16th century- Age of Spain

17th century- Age of France

18th century- Rise of England

 

Rise of New Monarchies

 

The 16th century saw the development of new monarchies. In general, monarchies in Europe were moving towards absolutism wherein the monarch was limited only by divine or natural law. Absolutist claims were, in fact, most often based on the claim to rule by Divine Right. These rulers monopolized political power and justice within their kingdoms. Their sovereignty was characterized by the right to make law, something which earlier monarchs had been unable to do. The new monarchs were moving away from the old feudal basis for their rule with its concept of mutual obligations and rights. Feudal rulers possessed monopolies of neither justice nor military power, both of which the new monarchs of the early modern period largely achieved. The three main characteristics of the new monarchies: 1) Rule through councils and ministers. Government bureaucracy built up in order to establish effective royal control at local levels. In many areas old representative institutions faded; 2) Monopoly of military power, especially gunpowder technologies; and 3) Taxation and the Kings right to create taxes in order to raise money were major themes of political life in this period.

 

Other Themes or Developments

 

      Growing battle between Absolutism and Constitutionalism.

      Continued conflict between kings and the aristocracy. Kings look to middle class for political and economic support. Slow rise of middle class political influence.

      European aristocracy continued to dominate governmental and military offices.

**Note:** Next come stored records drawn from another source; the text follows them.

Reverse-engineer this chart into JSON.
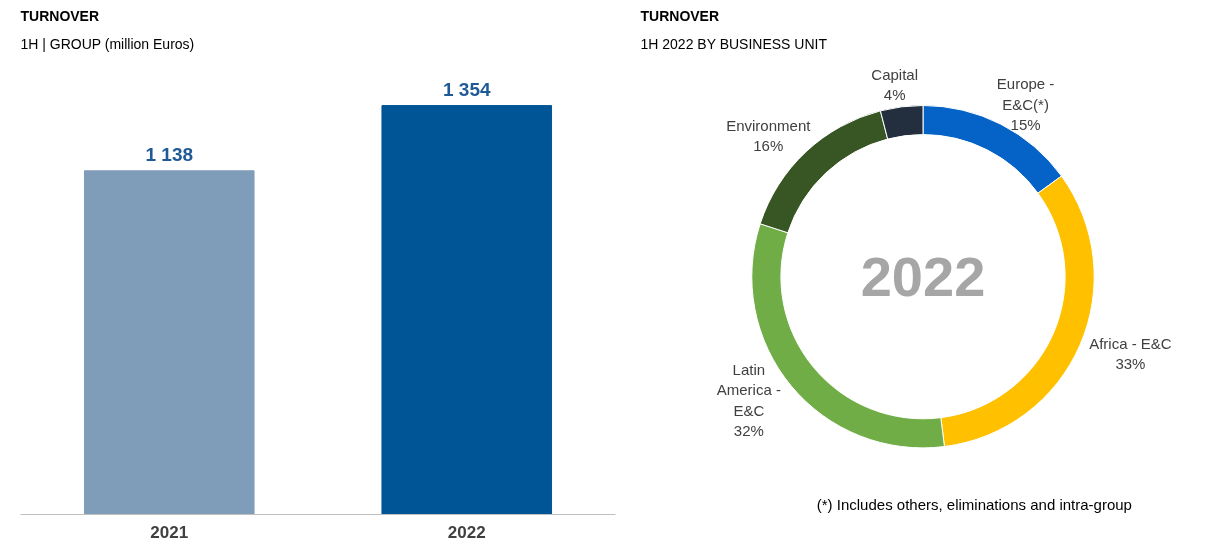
{
  "chart_data": [
    {
      "type": "bar",
      "title": "TURNOVER",
      "subtitle": "1H | GROUP (million Euros)",
      "categories": [
        "2021",
        "2022"
      ],
      "values": [
        1138,
        1354
      ],
      "colors": [
        "#7f9cb9",
        "#005596"
      ],
      "data_labels": true,
      "grid": false
    },
    {
      "type": "donut",
      "title": "TURNOVER",
      "subtitle": "1H 2022 BY BUSINESS UNIT",
      "categories": [
        "Europe - E&C(*)",
        "Africa - E&C",
        "Latin America - E&C",
        "Environment",
        "Capital"
      ],
      "values": [
        15,
        33,
        32,
        16,
        4
      ],
      "colors": [
        "#0563c8",
        "#ffc000",
        "#70ad47",
        "#375623",
        "#232f3e"
      ],
      "value_labels": [
        "15%",
        "33%",
        "32%",
        "16%",
        "4%"
      ],
      "annotations": [
        "2022",
        "(*) Includes others, eliminations and intra-group"
      ]
    }
  ]
}
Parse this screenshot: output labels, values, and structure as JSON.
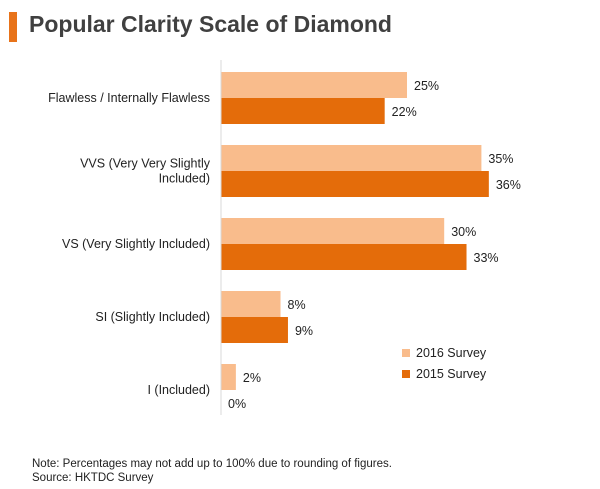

Other classes still largely excluded.

      Increasing discussion of the nature and origins of political sovereignty.

      Reorganization of states in central and eastern Europe. All ruled by absolute rulers in conjunction with a service aristocracy whose loyalty was purchased with virtually complete control over the serfs.

      17th and 18th century- various models of international relations developed to maintain a balance of power in Europe. This became a key idea in European relations.

      Continued development of the Nation-State.

      Religious wars to 1648. Ideology not important 1648-1789.